Web hosts require you to adhere to their terms of service. Yes, even the magical ones in the cloud. You don't need permission to run web-server programs, but you have to agree to the computer providers' terms of service.
If you want to avoid that, you can host web content on your phone or laptop - and make it available to the Internet from a leached WiFi connection.
But how do people get directed to the content on your laptop?
When you connect to the Internet, you get given an IP (Internet Protocol) address - for example
198.51.100.1. No one can remember these numbers, so we use domain names. The DNS (Domain Name System) maps
shkspr.mobi to an IP address.
Buying a domain name is a financial transaction. That usually means giving up some privacy - although some providers give out free domain names. Either way, you are beholden to the terms of service from the registrar.
You never really own a domain name. WIPO (the World Intellectual Property Organisation) have a copyright dispute process which means your domain name can be taken from you if it breaches certain laws.
Even if you pay hundreds of thousands of dollars for your own Top-Level Domain, you're still beholden to ICANN and their policies.
The Internet is an agreement.
You have to agree to something to get an IP address, and you have to agree to something to get a domain name, and you have to agree to something to use someone else's machine.

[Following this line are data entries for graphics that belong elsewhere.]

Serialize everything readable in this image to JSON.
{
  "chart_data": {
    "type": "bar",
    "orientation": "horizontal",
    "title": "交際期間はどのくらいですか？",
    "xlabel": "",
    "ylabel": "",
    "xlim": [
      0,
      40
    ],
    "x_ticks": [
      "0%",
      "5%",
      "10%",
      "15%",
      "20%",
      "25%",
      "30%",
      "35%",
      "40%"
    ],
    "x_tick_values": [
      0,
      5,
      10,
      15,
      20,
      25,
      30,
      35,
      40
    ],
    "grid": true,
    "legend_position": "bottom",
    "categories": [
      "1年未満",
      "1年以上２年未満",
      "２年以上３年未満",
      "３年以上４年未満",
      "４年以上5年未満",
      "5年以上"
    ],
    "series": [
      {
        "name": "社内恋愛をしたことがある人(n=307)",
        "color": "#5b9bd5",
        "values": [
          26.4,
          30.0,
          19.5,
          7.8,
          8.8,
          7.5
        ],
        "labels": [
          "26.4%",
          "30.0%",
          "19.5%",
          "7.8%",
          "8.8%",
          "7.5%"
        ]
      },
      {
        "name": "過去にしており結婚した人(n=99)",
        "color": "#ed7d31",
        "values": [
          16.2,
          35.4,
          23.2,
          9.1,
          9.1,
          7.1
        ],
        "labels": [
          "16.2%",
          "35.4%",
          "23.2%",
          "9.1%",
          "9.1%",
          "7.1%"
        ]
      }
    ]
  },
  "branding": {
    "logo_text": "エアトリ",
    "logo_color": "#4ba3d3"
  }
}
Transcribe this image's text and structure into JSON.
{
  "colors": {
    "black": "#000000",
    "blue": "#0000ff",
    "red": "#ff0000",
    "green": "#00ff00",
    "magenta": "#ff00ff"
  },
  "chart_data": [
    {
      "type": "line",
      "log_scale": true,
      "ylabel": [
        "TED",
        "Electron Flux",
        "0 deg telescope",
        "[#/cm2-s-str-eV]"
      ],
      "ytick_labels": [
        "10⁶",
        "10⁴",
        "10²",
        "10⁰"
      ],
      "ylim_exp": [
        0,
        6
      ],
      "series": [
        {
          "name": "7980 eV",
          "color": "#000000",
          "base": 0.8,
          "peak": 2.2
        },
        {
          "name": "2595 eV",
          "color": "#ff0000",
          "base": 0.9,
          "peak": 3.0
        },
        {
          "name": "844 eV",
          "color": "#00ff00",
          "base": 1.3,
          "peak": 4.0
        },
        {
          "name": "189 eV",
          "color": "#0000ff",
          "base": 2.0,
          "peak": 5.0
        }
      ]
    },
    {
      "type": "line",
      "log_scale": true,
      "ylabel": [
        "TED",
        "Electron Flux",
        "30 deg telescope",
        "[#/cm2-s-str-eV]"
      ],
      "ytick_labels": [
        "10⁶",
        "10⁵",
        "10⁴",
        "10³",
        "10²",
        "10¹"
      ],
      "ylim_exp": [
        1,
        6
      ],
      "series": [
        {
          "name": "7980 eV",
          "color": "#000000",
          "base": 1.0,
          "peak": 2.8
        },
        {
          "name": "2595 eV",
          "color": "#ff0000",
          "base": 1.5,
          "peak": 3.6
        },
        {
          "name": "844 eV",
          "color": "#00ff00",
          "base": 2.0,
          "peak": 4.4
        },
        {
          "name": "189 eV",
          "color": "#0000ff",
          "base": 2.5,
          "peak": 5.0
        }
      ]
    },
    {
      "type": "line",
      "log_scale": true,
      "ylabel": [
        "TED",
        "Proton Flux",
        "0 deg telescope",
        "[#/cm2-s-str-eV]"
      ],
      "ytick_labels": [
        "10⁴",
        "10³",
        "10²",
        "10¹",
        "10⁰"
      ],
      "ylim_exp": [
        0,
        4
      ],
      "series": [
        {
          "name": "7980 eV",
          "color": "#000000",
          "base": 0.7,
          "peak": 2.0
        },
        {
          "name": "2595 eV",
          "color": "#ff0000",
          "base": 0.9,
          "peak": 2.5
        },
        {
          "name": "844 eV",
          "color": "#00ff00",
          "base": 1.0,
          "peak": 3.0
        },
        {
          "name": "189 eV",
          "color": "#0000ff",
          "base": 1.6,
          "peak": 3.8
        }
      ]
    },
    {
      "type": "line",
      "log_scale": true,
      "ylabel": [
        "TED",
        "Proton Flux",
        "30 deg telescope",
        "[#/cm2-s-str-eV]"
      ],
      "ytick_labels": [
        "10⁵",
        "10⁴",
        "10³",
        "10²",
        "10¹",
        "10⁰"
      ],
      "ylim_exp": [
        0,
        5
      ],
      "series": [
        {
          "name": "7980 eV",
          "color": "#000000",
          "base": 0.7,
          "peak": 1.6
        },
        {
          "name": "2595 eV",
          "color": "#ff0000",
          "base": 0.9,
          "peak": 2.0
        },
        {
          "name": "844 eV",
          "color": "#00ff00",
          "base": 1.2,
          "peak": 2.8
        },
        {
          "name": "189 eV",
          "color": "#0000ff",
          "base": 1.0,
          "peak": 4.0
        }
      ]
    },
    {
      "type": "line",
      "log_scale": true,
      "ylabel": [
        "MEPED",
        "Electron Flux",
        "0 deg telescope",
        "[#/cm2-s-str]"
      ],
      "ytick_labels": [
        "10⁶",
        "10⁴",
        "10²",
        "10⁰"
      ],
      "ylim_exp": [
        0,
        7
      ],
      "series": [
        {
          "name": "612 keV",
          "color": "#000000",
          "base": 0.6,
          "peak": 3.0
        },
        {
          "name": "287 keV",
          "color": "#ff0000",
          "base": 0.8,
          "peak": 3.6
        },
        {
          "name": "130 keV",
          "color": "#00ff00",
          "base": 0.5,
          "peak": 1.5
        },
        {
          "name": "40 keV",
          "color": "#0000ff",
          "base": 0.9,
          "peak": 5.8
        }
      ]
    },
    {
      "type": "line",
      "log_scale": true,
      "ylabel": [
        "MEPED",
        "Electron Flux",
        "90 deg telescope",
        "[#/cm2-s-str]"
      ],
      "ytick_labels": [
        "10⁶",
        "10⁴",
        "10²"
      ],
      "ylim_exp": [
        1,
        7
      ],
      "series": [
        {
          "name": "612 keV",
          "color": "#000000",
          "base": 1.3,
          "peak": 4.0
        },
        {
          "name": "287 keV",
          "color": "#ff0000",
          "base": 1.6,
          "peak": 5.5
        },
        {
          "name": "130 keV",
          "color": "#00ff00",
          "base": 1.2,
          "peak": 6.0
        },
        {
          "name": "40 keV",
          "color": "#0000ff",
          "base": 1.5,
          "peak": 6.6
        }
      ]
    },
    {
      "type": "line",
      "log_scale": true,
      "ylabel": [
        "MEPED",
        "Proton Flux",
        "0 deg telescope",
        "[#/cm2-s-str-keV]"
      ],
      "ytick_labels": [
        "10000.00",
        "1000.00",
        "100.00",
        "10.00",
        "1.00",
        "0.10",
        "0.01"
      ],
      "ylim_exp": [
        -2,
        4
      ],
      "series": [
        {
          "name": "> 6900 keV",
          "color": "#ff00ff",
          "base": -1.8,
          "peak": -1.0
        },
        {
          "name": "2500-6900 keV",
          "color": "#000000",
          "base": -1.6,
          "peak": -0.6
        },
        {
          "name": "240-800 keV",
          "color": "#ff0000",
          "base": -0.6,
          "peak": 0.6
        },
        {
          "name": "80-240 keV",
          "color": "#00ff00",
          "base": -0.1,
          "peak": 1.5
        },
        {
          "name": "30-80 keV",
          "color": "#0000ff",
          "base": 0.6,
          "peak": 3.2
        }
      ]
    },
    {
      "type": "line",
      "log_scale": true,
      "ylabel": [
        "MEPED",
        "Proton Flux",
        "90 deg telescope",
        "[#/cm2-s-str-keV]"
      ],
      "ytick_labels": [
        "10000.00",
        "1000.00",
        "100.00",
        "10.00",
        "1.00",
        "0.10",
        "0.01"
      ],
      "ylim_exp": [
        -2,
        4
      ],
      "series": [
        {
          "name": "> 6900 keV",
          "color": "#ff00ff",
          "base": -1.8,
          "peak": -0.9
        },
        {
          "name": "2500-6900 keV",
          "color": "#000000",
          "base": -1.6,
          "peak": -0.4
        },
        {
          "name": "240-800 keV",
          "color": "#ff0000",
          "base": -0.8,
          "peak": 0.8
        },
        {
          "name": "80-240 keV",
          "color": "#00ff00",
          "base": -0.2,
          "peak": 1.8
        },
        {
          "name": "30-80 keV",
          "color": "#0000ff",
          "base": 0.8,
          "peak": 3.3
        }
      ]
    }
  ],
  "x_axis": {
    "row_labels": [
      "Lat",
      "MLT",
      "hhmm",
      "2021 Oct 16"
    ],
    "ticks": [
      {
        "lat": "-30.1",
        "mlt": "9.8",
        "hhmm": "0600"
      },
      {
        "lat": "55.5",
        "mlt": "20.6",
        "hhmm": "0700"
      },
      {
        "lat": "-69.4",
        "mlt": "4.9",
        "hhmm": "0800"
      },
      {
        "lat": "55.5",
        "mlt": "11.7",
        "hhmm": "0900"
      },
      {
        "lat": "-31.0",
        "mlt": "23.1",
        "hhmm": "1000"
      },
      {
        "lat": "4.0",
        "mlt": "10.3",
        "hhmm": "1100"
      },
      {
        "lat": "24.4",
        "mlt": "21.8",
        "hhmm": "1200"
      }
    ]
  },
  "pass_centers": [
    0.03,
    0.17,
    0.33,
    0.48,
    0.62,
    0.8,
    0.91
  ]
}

Using your own machine is possible - but comes with financial costs and practical limitations. But I don't know any way to connect to the network-of-networks without permission.
Many ructions over the last few weeks about whether certain sites should be "allowed" on the Internet. The Internet is a (mostly) decentralised agreement in how to behave. If you violate the norms of that agreement, it is to be expected that other parties will refuse to send or receive data to your network.
Perhaps the future is more decentralisation? But there will inevitably come a point when someone will decide that they don't want to carry your bits. All networks are a weak form of distributed politeness.